Und was heißt das, wenn sich Jürgen Hubbert über F 1-Konkurrenzteams so äußert:

"Ich sehe niemanden, der alles alleine machen könnte. Auch Ferrari nicht, und BMW engagiert sich nicht von ungefähr bei Williams."
Motor-KRITIK dachte immer, Ferrari würde nicht nur einen eigenen, bei Ferrari selbst entwickelten Formel 1-Motor einsetzen und auch das Chassis selber entwickeln und bauen. Jürgen Hubbert weiß es sicherlich besser. - Nur weil es gerade so in seine Argumentation paßt?

Und was wird Honda mit seinem neuen Formel 1 machen? - Kann Jürgen Hubbert nicht akzeptieren, daß andere Firmen vielleicht zwar über weniger Geld, dafür aber über mehr "manpower", ein risikobereiteres Management verfügen? - Mercedes mußte sich - zumindest in der Formel 1 - alles kaufen. Das begann beim Motor und endet beim Chassis - und natürlich beim Team. - Gut angelegtes Geld. Nach dem Gewinn der F 1-WM 1998 ist das klar. Man muß sich deswegen nicht schämen. - Aber andere, wie z.B. Ferrari erarbeiten sich die Voraussetzungen zu einem F 1-Erfolg selber.

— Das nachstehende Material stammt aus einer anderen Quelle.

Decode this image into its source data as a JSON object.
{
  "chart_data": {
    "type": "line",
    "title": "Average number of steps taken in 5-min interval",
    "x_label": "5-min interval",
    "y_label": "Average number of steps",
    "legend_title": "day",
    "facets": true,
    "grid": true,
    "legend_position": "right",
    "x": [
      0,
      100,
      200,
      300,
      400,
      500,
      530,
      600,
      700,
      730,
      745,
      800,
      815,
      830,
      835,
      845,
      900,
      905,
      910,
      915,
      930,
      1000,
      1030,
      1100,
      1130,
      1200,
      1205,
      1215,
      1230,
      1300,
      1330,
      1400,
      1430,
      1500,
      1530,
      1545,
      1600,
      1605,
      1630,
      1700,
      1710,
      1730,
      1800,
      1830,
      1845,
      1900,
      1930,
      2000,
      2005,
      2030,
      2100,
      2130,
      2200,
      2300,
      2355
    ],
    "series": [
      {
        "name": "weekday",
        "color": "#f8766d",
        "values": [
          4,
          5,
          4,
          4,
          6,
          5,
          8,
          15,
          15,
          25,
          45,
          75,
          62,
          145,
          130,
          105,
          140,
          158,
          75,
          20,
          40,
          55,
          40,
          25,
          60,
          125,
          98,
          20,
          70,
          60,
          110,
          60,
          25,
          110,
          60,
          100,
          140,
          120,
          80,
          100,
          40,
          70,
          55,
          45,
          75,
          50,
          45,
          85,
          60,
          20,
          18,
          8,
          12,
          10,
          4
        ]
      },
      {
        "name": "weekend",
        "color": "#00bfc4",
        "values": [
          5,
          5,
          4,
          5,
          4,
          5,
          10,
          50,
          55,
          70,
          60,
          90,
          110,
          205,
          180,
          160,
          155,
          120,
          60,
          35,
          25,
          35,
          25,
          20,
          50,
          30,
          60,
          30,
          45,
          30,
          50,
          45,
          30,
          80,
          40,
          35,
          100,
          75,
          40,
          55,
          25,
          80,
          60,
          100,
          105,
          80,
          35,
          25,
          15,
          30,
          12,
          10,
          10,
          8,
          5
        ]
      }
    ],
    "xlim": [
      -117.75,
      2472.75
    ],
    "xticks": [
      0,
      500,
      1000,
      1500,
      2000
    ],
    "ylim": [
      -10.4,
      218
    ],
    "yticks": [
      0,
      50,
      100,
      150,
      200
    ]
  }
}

Und nehmen auch in Kauf, daß man evtl. 19 Jahre lang keine WM gewinnt.

Jürgen Hubbert zur Dauer des Mercedes-Engagements: "Klar ist aber auch, daß wir nicht 20 Jahre Formel 1 fahren werden." Er hatte vorher schon gesagt: "Im Moment lautet der Beschluß: wir fahren bis 2002."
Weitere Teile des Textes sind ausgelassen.